A recent experience of mine punctuates this trend. In my role as publisher and director of content, this is the time of year when I  make my annual pilgrimage to many of the instrumentation and control companies represented in the pages of Control and on the ControlGlobal.com web site, to communicate our plans for the coming year. More than once I was asked what editorial initiatives around the topic of “green engineering” we had planned for the coming year.

I have to admit I was a bit taken aback by the question. The application of  control and instrumentation technologies to make manufacturing enterprises more efficient and more productive permeates what we cover every day and in every issue. Indeed, a subsequent visit to this company’s website framed “green engineering” as the application of instrumentation and control to conserve energy, address manufacturing inefficiencies, decrease downtime and improve quality. Turns out, us process automation professionals have been green along—but it sure is nice to be fashionable again!

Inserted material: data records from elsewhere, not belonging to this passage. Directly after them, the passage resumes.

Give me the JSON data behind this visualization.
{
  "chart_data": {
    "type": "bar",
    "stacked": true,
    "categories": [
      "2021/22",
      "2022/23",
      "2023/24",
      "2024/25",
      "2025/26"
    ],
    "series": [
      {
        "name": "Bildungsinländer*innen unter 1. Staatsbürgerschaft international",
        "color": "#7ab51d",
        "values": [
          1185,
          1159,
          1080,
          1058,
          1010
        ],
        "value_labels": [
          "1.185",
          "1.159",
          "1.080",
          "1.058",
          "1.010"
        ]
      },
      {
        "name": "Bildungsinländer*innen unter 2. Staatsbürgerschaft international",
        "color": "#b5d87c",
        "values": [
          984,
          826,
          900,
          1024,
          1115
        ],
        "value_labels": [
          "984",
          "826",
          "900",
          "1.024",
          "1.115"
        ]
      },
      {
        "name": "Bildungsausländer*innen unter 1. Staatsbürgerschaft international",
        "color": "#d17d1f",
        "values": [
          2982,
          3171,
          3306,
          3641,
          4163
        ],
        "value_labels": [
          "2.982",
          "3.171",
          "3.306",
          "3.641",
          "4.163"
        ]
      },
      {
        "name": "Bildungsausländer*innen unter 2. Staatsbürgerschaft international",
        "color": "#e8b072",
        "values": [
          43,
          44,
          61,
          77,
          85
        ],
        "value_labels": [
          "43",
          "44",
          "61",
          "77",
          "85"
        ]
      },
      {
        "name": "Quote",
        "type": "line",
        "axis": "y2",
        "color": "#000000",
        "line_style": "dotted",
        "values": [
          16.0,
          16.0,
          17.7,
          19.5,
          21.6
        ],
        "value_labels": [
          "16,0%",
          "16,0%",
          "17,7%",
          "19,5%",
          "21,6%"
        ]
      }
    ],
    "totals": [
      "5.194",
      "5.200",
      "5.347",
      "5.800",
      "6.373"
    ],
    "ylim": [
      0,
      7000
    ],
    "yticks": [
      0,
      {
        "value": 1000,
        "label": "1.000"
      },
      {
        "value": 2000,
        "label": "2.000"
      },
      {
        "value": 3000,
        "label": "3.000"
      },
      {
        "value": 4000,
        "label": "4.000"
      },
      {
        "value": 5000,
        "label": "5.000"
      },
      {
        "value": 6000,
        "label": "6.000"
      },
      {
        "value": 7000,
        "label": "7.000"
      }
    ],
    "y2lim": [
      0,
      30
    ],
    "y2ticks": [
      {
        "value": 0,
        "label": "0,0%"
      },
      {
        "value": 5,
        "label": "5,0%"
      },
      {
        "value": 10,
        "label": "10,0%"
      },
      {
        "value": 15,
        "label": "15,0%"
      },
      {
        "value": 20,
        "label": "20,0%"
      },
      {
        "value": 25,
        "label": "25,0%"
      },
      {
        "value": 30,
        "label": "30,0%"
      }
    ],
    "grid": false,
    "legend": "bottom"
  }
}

On the positive side, the resurgence of “green” as an “in” idea may well be the hook we as a society need to get young people re-engaged in careers in science and engineering. If the movement has legs, it might be just the leverage point we need to attract young people into careers of significance—careers in which they really can be part of something bigger than themselves.

Green posturing is easy, but making a real difference will prove hard. And when it does, take solace in Kermit’s last lines: “It’s beautiful. And I think it’s what I want to be.”